EDMの醍醐味が詰まった最高のライブで、何回見てもいいもんですね笑。
ただ1つだけ残念なことが…
最前の方で陣取っていたマーティンガチ勢の方たちがかなり印象悪かったです。Metro Boomin のライブ中、ぼったちどころか携帯触って知らんぷり、あげくのはて少しでも当たろうもんなら即肘鉄と自分勝手と言わざるを得ない行動が目立ってました。勿論一部というのは分かってます、実際にマーティンTシャツのお兄さんと肩組んで FE!N を合唱しましたから笑。

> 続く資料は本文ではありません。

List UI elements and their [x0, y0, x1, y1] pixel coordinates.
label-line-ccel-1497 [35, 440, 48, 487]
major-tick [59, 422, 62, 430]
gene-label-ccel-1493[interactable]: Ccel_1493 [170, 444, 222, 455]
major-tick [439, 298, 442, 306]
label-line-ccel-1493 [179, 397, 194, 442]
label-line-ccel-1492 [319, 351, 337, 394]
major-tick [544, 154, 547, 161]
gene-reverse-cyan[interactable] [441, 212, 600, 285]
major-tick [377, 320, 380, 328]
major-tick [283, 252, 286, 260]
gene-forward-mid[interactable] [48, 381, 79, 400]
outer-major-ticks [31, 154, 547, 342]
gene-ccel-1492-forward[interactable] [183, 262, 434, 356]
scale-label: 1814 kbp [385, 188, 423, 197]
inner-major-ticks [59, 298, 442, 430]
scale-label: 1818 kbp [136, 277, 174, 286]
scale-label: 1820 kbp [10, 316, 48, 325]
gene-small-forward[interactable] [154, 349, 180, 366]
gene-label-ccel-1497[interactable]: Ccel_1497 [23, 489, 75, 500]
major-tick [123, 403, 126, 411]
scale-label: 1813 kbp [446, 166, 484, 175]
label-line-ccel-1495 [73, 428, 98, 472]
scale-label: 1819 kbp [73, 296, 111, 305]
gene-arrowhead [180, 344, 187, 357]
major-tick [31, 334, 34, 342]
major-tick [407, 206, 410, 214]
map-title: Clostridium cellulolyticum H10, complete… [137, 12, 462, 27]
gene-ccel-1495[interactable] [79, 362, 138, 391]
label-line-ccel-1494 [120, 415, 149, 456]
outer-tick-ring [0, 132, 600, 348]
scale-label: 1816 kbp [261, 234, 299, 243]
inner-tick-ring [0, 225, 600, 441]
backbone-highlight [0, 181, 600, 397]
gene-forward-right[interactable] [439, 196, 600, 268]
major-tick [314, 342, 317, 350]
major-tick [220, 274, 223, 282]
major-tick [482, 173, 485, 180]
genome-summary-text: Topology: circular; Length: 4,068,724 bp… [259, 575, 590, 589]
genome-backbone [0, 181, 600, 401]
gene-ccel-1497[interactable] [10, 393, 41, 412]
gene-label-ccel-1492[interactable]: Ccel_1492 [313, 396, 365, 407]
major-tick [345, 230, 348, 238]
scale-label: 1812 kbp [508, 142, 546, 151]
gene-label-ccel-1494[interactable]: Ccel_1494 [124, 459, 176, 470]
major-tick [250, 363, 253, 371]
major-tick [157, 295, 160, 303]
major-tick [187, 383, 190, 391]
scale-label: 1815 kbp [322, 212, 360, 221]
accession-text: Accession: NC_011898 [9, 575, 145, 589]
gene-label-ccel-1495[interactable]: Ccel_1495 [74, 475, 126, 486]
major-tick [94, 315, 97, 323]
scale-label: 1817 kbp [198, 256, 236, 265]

ただ、これまでのGMOでK-POPファンの地蔵っぷりへの文句を見てきた中でこれじゃ人のこと言えないだろと思うところもあり、アーティストのライブは素晴らしくてもファンの印象が悪いと後味も悪いです。複数のジャンルのアーティストが集まるフェスという環境だからこそ、アーティストへのリスペクトは忘れずにいてほしいと強く思います。
まとめ
改めて今年も最高のラインナップで2日間共に最高に楽しめました。
大きくは触れませんでしたが ROSÉ も思ってたよりしっかりライブしてくれて好印象でした。ないより APT. も聞けましたし笑。
今回のGMO SONIC、EDMは勿論のことK-POPに加えヒップホップにまで手を伸ばしたという事で今後にもますます注目といきたいところですが…。
正直やっぱり集客が良かったとは思えませんでしたね。数字で見ても1日目が17000人、2日目が20000人みたいでキャパに対して空きはあったと思います。プラチナで参加しましたがエリアが埋まり切ったこともなく EDM という全盛期が過ぎたジャンルの厳しい現実を痛感しますね。
神がかったラインナップを最高峰のステージで届けてくれる、個人的には神イベントなだけにどうにか盛り上がってほしいとは思いますね。ただ来年は会場となるさいたまスーパーアリーナが補修工事のため使えないみたいで、去年今年の集客からも見て暗雲立ち込める雰囲気はありますが、ぜひとも頑張っていただきたいです。